Il y a des félicitations qui en disent long. Et d’autres qui pèsent encore davantage par ce qu’elles taisent. Lorsque Mark Rutte, ancien Premier ministre des Pays-Bas, aujourd’hui promu secrétaire général de l’OTAN, salue avec emphase “l’action décisive” de Donald Trump à l’égard de l’Iran, ce n’est pas seulement la reconnaissance d’un geste militaire. C’est une déclaration d’alignement. Une profession de foi dans une certaine idée du monde – brutale, verticale, asymétrique.
Les frappes américaines, menées sans concertation, ni avec les alliés européens ni même avec les institutions multilatérales traditionnelles, marquent un tournant. Une action unilatérale, sans l’once de cette vieille politesse diplomatique qui s’appelait, autrefois, droit international. En attaquant l’Iran, Donald Trump poursuit une logique entamée bien avant son retour sur le devant de la scène : celle de l’efficacité immédiate, du coup de force comme langage, et de la surprise comme méthode.

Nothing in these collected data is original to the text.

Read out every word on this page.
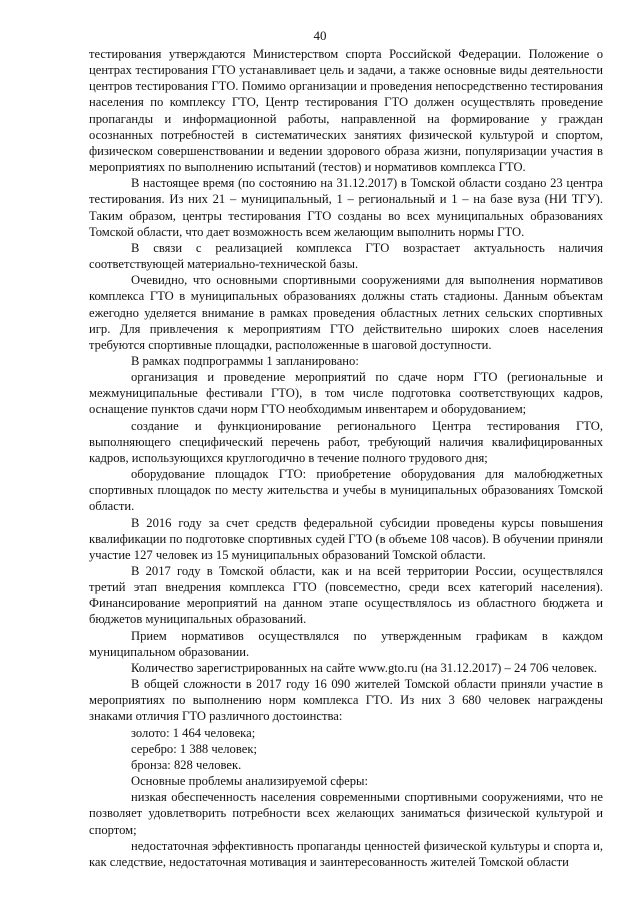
40

тестирования утверждаются Министерством спорта Российской Федерации. Положение о центрах тестирования ГТО устанавливает цель и задачи, а также основные виды деятельности центров тестирования ГТО. Помимо организации и проведения непосредственно тестирования населения по комплексу ГТО, Центр тестирования ГТО должен осуществлять проведение пропаганды и информационной работы, направленной на формирование у граждан осознанных потребностей в систематических занятиях физической культурой и спортом, физическом совершенствовании и ведении здорового образа жизни, популяризации участия в мероприятиях по выполнению испытаний (тестов) и нормативов комплекса ГТО.

В настоящее время (по состоянию на 31.12.2017) в Томской области создано 23 центра тестирования. Из них 21 – муниципальный, 1 – региональный и 1 – на базе вуза (НИ ТГУ). Таким образом, центры тестирования ГТО созданы во всех муниципальных образованиях Томской области, что дает возможность всем желающим выполнить нормы ГТО.

В связи с реализацией комплекса ГТО возрастает актуальность наличия соответствующей материально-технической базы.

Очевидно, что основными спортивными сооружениями для выполнения нормативов комплекса ГТО в муниципальных образованиях должны стать стадионы. Данным объектам ежегодно уделяется внимание в рамках проведения областных летних сельских спортивных игр. Для привлечения к мероприятиям ГТО действительно широких слоев населения требуются спортивные площадки, расположенные в шаговой доступности.

В рамках подпрограммы 1 запланировано:

организация и проведение мероприятий по сдаче норм ГТО (региональные и межмуниципальные фестивали ГТО), в том числе подготовка соответствующих кадров, оснащение пунктов сдачи норм ГТО необходимым инвентарем и оборудованием;

создание и функционирование регионального Центра тестирования ГТО, выполняющего специфический перечень работ, требующий наличия квалифицированных кадров, использующихся круглогодично в течение полного трудового дня;

оборудование площадок ГТО: приобретение оборудования для малобюджетных спортивных площадок по месту жительства и учебы в муниципальных образованиях Томской области.

В 2016 году за счет средств федеральной субсидии проведены курсы повышения квалификации по подготовке спортивных судей ГТО (в объеме 108 часов). В обучении приняли участие 127 человек из 15 муниципальных образований Томской области.

В 2017 году в Томской области, как и на всей территории России, осуществлялся третий этап внедрения комплекса ГТО (повсеместно, среди всех категорий населения). Финансирование мероприятий на данном этапе осуществлялось из областного бюджета и бюджетов муниципальных образований.

Прием нормативов осуществлялся по утвержденным графикам в каждом муниципальном образовании.

Количество зарегистрированных на сайте www.gto.ru (на 31.12.2017) – 24 706 человек.

В общей сложности в 2017 году 16 090 жителей Томской области приняли участие в мероприятиях по выполнению норм комплекса ГТО. Из них 3 680 человек награждены знаками отличия ГТО различного достоинства:

золото: 1 464 человека;

серебро: 1 388 человек;

бронза: 828 человек.

Основные проблемы анализируемой сферы:

низкая обеспеченность населения современными спортивными сооружениями, что не позволяет удовлетворить потребности всех желающих заниматься физической культурой и спортом;

недостаточная эффективность пропаганды ценностей физической культуры и спорта и, как следствие, недостаточная мотивация и заинтересованность жителей Томской области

« Personne d’autre n’aurait osé faire cela », confie Rutte. Ce qui sonne à la fois comme un compliment et un aveu. Il n’y aurait donc, dans le camp occidental, plus que la témérité trumpienne pour faire trembler les capitales ? L’OTAN, cette vénérable alliance fondée sur le consensus et la solidarité transatlantique, choisirait donc pour chef un homme “qui sait parler aux milliardaires”, selon la formule désormais célèbre. L’aveu d’un changement d’époque ? D’un glissement de l’ordre vers le marché, de la stratégie vers l’instinct ?

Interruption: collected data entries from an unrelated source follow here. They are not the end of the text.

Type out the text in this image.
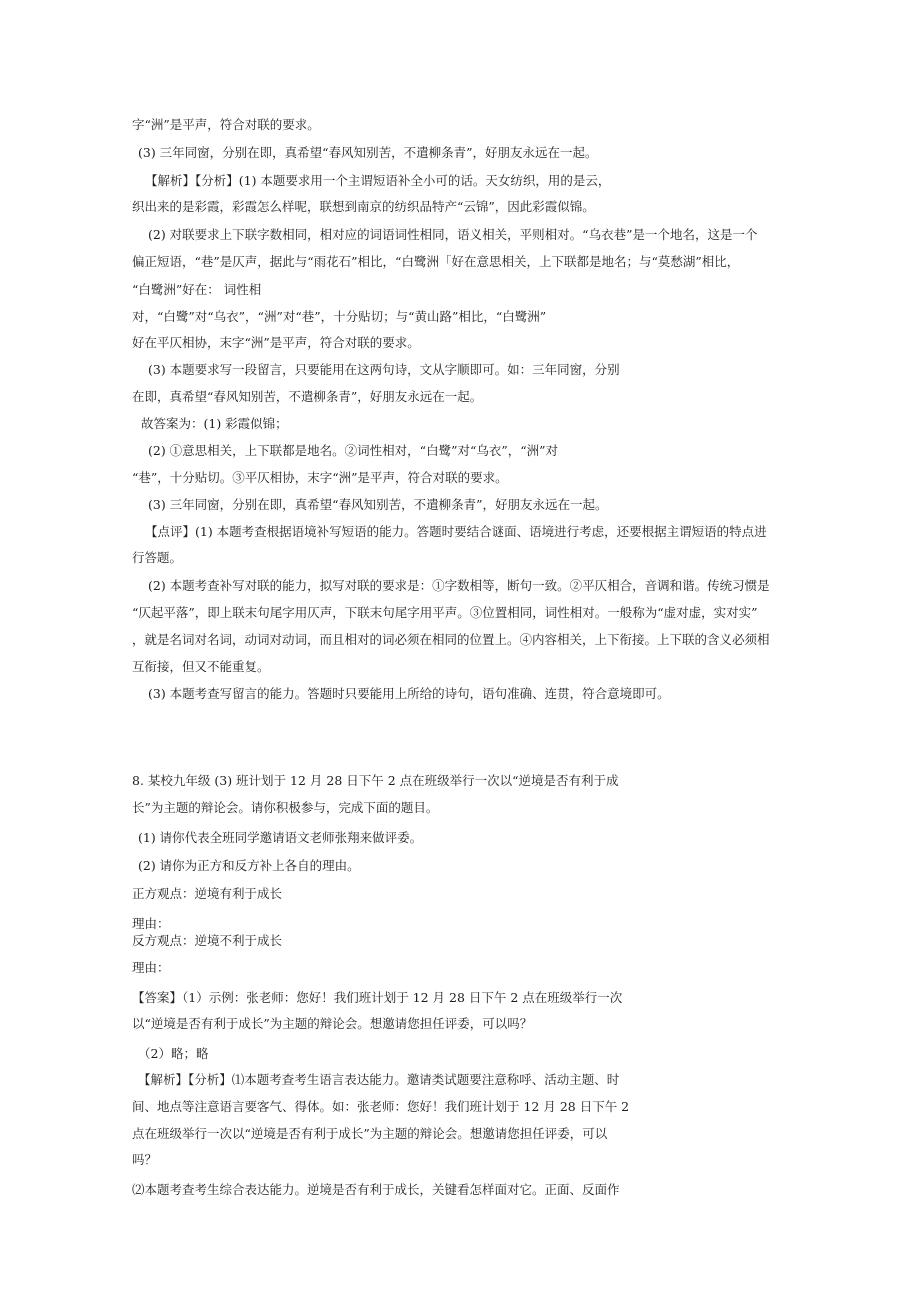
字“洲”是平声，符合对联的要求。

(3) 三年同窗，分别在即，真希望“春风知别苦，不遣柳条青”，好朋友永远在一起。

【解析】【分析】(1) 本题要求用一个主谓短语补全小可的话。天女纺织，用的是云，

织出来的是彩霞，彩霞怎么样呢，联想到南京的纺织品特产“云锦”，因此彩霞似锦。

(2) 对联要求上下联字数相同，相对应的词语词性相同，语义相关，平则相对。“乌衣巷”是一个地名，这是一个

偏正短语，“巷”是仄声，据此与“雨花石”相比，“白鹭洲「好在意思相关，上下联都是地名；与“莫愁湖”相比，

“白鹭洲”好在： 词性相

对，“白鹭”对“乌衣”，“洲”对“巷”，十分贴切；与“黄山路”相比，“白鹭洲”

好在平仄相协，末字“洲”是平声，符合对联的要求。

(3) 本题要求写一段留言，只要能用在这两句诗，文从字顺即可。如：三年同窗，分别

在即，真希望“春风知别苦，不遣柳条青”，好朋友永远在一起。

故答案为：(1) 彩霞似锦；

(2) ①意思相关，上下联都是地名。②词性相对，“白鹭”对“乌衣”，“洲”对

“巷”，十分贴切。③平仄相协，末字“洲”是平声，符合对联的要求。

(3) 三年同窗，分别在即，真希望“春风知别苦，不遣柳条青”，好朋友永远在一起。

【点评】(1) 本题考查根据语境补写短语的能力。答题时要结合谜面、语境进行考虑，还要根据主谓短语的特点进

行答题。

(2) 本题考查补写对联的能力，拟写对联的要求是：①字数相等，断句一致。②平仄相合，音调和谐。传统习惯是

“仄起平落”，即上联末句尾字用仄声，下联末句尾字用平声。③位置相同，词性相对。一般称为“虚对虚，实对实”

，就是名词对名词，动词对动词，而且相对的词必须在相同的位置上。④内容相关，上下衔接。上下联的含义必须相

互衔接，但又不能重复。

(3) 本题考查写留言的能力。答题时只要能用上所给的诗句，语句准确、连贯，符合意境即可。

8. 某校九年级 (3) 班计划于 12 月 28 日下午 2 点在班级举行一次以“逆境是否有利于成

长”为主题的辩论会。请你积极参与，完成下面的题目。

(1) 请你代表全班同学邀请语文老师张翔来做评委。

(2) 请你为正方和反方补上各自的理由。

正方观点：逆境有利于成长

理由：

反方观点：逆境不利于成长

理由：

【答案】（1）示例：张老师：您好！我们班计划于 12 月 28 日下午 2 点在班级举行一次

以“逆境是否有利于成长”为主题的辩论会。想邀请您担任评委，可以吗？

（2）略；略

【解析】【分析】⑴本题考查考生语言表达能力。邀请类试题要注意称呼、活动主题、时

间、地点等注意语言要客气、得体。如：张老师：您好！我们班计划于 12 月 28 日下午 2

点在班级举行一次以“逆境是否有利于成长”为主题的辩论会。想邀请您担任评委，可以

吗？

⑵本题考查考生综合表达能力。逆境是否有利于成长，关键看怎样面对它。正面、反面作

Donald Trump n’a jamais prétendu respecter les règles du jeu international. Il les retourne comme des tables de poker. Ce faisant, il redessine les contours de la puissance : hors des traités, sans les chancelleries, avec pour boussole son propre flair. On dira qu’il bouscule. Mais ce serait un euphémisme. Il déplace les plaques tectoniques. Et l’Europe, empêtrée dans sa prudence, regarde passer la gifle, une fois de plus.

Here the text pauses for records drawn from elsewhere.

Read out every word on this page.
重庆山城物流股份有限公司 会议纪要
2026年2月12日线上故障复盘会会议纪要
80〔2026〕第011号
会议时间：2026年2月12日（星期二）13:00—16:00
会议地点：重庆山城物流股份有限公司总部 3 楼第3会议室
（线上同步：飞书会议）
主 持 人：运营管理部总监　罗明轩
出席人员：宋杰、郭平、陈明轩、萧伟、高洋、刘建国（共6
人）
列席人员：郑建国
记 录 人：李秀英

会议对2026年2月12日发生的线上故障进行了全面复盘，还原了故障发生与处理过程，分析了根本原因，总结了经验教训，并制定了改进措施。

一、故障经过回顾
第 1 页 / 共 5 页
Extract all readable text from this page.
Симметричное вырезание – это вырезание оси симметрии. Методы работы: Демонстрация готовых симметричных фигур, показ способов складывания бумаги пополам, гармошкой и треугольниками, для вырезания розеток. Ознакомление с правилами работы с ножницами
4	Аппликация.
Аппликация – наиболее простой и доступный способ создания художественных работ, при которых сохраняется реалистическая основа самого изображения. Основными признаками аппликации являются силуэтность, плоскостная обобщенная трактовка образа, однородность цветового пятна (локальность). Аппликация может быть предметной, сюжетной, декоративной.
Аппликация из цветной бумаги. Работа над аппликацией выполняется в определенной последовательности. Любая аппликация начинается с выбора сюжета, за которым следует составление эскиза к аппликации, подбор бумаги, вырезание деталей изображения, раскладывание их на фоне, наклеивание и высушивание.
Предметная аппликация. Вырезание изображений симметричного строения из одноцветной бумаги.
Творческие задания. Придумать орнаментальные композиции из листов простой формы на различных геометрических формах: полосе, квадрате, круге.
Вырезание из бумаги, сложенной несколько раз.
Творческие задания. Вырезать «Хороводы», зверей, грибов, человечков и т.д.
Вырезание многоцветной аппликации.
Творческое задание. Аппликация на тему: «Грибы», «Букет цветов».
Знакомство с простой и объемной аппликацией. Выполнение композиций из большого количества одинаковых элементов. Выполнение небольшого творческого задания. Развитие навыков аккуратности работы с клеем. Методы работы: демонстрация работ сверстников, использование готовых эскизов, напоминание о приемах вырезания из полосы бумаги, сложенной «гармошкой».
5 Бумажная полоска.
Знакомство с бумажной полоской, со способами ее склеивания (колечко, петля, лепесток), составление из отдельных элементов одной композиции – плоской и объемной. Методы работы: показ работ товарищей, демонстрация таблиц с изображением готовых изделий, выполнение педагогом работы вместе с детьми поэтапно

Ce qui fascine chez Trump, c’est peut-être moins sa brutalité que l’ordre qu’elle semble imposer, par contraste. L’homme fait surgir une vision du monde – au scalpel. L’Iran, adversaire désigné, devient l’écran de projection d’une Amérique qui parle fort, tape vite, et se moque des conséquences.
À l’heure où Mark Rutte prend la tête de l’Alliance atlantique, ce choix n’est pas anodin. Il incarne l’art du compromis appliqué à un monde qui ne veut plus de compromis. Et s’il applaudit Trump, c’est peut-être parce qu’il pressent que le langage des milliardaires et des missiles remplace peu à peu celui des diplomates.
La question, dès lors, n’est plus de savoir si Trump a eu tort ou raison. Mais si l’Europe, un jour, saura encore exister dans un monde qu’il redessine sans elle.